Sunday 4 March 2018

Mad dogs and...

Gill's notes:

Bad cold! Am. Blue sky, warm. Cycle trail - got bikes at Clyde trail hire place - v. busy. Trail was stoney - not easy pedal. Trail flat and strait to Alexandra. Pm. Hot and sunny. No lunch places at Alexandra. v. hungry & thirsty. Relieved to get back. Stayed in motel. Cooked tea. Nose...yuk!!

The fact that Gill posted on FB that we had a 'fabulous day' is a tribute to her positivity and spirit. She was not at all well. There was a big group being kitted up when we arrived at the cycle hire place so it was late morning before we set off. Perfect timing for the short ride to Alexandra to find somewhere for lunch.


That proved trickier than we had anticipated. On Sunday everywhere in the place was closed, shops, cafes, nowhere to buy a snack at all. Even the streets seemed utterly deserted. 
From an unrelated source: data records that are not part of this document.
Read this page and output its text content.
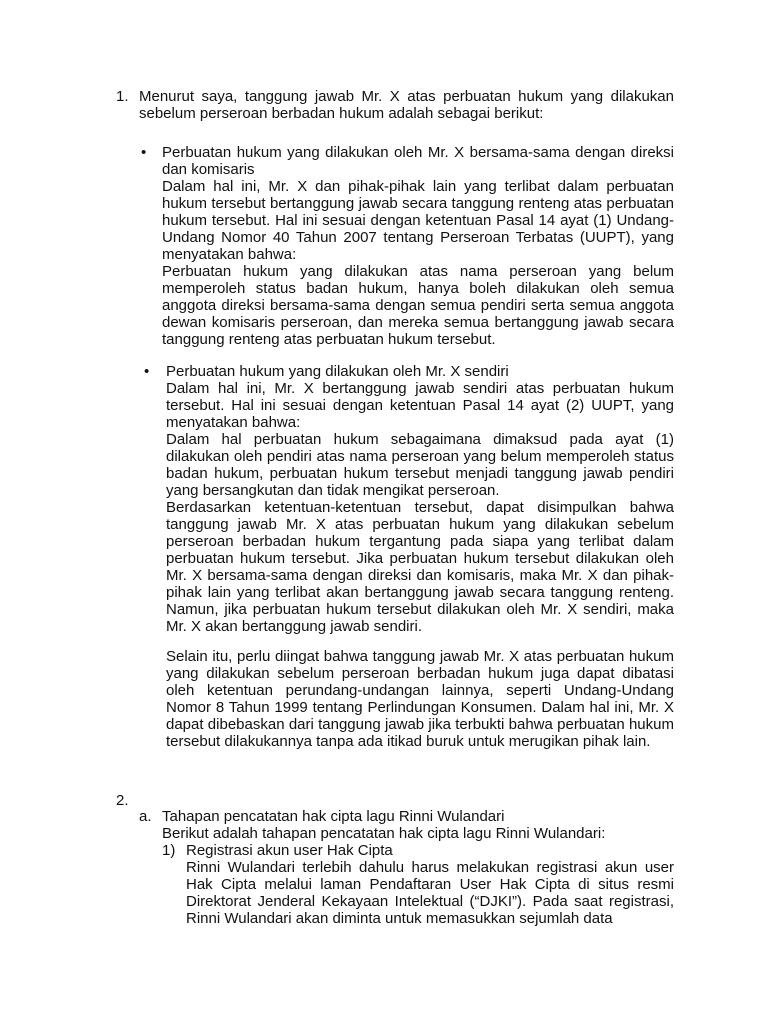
1. Menurut saya, tanggung jawab Mr. X atas perbuatan hukum yang dilakukan sebelum perseroan berbadan hukum adalah sebagai berikut:

• Perbuatan hukum yang dilakukan oleh Mr. X bersama-sama dengan direksi dan komisaris

Dalam hal ini, Mr. X dan pihak-pihak lain yang terlibat dalam perbuatan hukum tersebut bertanggung jawab secara tanggung renteng atas perbuatan hukum tersebut. Hal ini sesuai dengan ketentuan Pasal 14 ayat (1) Undang-Undang Nomor 40 Tahun 2007 tentang Perseroan Terbatas (UUPT), yang menyatakan bahwa:

Perbuatan hukum yang dilakukan atas nama perseroan yang belum memperoleh status badan hukum, hanya boleh dilakukan oleh semua anggota direksi bersama-sama dengan semua pendiri serta semua anggota dewan komisaris perseroan, dan mereka semua bertanggung jawab secara tanggung renteng atas perbuatan hukum tersebut.

• Perbuatan hukum yang dilakukan oleh Mr. X sendiri

Dalam hal ini, Mr. X bertanggung jawab sendiri atas perbuatan hukum tersebut. Hal ini sesuai dengan ketentuan Pasal 14 ayat (2) UUPT, yang menyatakan bahwa:

Dalam hal perbuatan hukum sebagaimana dimaksud pada ayat (1) dilakukan oleh pendiri atas nama perseroan yang belum memperoleh status badan hukum, perbuatan hukum tersebut menjadi tanggung jawab pendiri yang bersangkutan dan tidak mengikat perseroan.

Berdasarkan ketentuan-ketentuan tersebut, dapat disimpulkan bahwa tanggung jawab Mr. X atas perbuatan hukum yang dilakukan sebelum perseroan berbadan hukum tergantung pada siapa yang terlibat dalam perbuatan hukum tersebut. Jika perbuatan hukum tersebut dilakukan oleh Mr. X bersama-sama dengan direksi dan komisaris, maka Mr. X dan pihak-pihak lain yang terlibat akan bertanggung jawab secara tanggung renteng. Namun, jika perbuatan hukum tersebut dilakukan oleh Mr. X sendiri, maka Mr. X akan bertanggung jawab sendiri.

Selain itu, perlu diingat bahwa tanggung jawab Mr. X atas perbuatan hukum yang dilakukan sebelum perseroan berbadan hukum juga dapat dibatasi oleh ketentuan perundang-undangan lainnya, seperti Undang-Undang Nomor 8 Tahun 1999 tentang Perlindungan Konsumen. Dalam hal ini, Mr. X dapat dibebaskan dari tanggung jawab jika terbukti bahwa perbuatan hukum tersebut dilakukannya tanpa ada itikad buruk untuk merugikan pihak lain.

2.
a. Tahapan pencatatan hak cipta lagu Rinni Wulandari

Berikut adalah tahapan pencatatan hak cipta lagu Rinni Wulandari:

1) Registrasi akun user Hak Cipta

Rinni Wulandari terlebih dahulu harus melakukan registrasi akun user Hak Cipta melalui laman Pendaftaran User Hak Cipta di situs resmi Direktorat Jenderal Kekayaan Intelektual (“DJKI”). Pada saat registrasi, Rinni Wulandari akan diminta untuk memasukkan sejumlah data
Sunday closing is a thing of the past back home, apart from in the Outer Hebrides where the shadow of 'the Kirk' still benights the local culture. Driving through Otago and Southland you are struck by the number of Scottish place names - Clyde, Bannockburn, Ettrick, Roxburgh - maybe a 'wee free' influence remains around here. Anyway, whatever the reason the result was that we set-off down the train on an empty stomach and with only one small bottle of water between us.


The Otago is an alluring mixture of what in Europe would be regarded as garrigue interspersed with orchards and vineyards. 

By mid-afternoon the sly had cleared and the temperature notched up into the low thirties. The landscape waas beautiful but the trail itself somewhat monotonous, long straight sections, not steep but a series of steady somewhat exhausting inclines, made all the more challenging as the surface was loose grit. It was hard going, we reflected that our e-bikes had turned us into softies, effortless cycling is what crave these days!


The trail was well signed; we reached a waymark telling us we had travelled 7 miles from Alexandra, it had seemed further. Still, a 14 mile round trip from Alexandra, and with the hire centre five miles beyond on the outskirts of Clyde  amounted to a ride of 24 miles in total - quite enough without food, limited water, 30 degree heat and one of the party suffering from a nasty cold. We turned around.

It was good we did. About two miles from Clyde it struck me that I had not heard Gill behind me for a while. I stopped for a minute, she did not appear. I rode back-up the trail and found her half a mile behind sitting in the shade of a tree. She was not feeling at all well, somewhat faint, a thumping headache, nauseous. There was an inch of water left in the bottle in my rucksack, after sipping some and resting for a while Gill recovered slightly, but did not feel up to cycling. We walked the bikes up the trail for ten minutes or so, then she re-mounted and we made it back to the cycle hire place after  a few minutes. 

 What we needed was something to eat and drink. We drove into Clyde village centre. Like in Alexandra most places seemed to be closed on Sundays, but we found a small cafe/bar that seemed to be serving. Sadly they had finished for lunch but after we explained we had not eaten since breakfast somewhat grumpily they heated-up two elderly slices of quiche in the micro-wave. It was the only time in New Zealand we has felt less than welcome and were on the receiving end of poor service.

As soon as we got back to the hotel we cracked open two bars of chocolate, after our exertions our blood sugar levels needed urgent attention, well, that was our excuse.


We don't eat much chocolate at all these days which means when we do we only eat the best. No Cadbury's for us! One thing you can rely on in New Zealand is the quality of the food. You can get Lindt at a price, but  New Zealand's own chocolatiers  -Whittakers - is as delicious. A conversation ensued, is New Zealand the most civilised place we have ever visited? At the time, and maybe even now, we can't think of anywhere better, places yes, but not entire countries.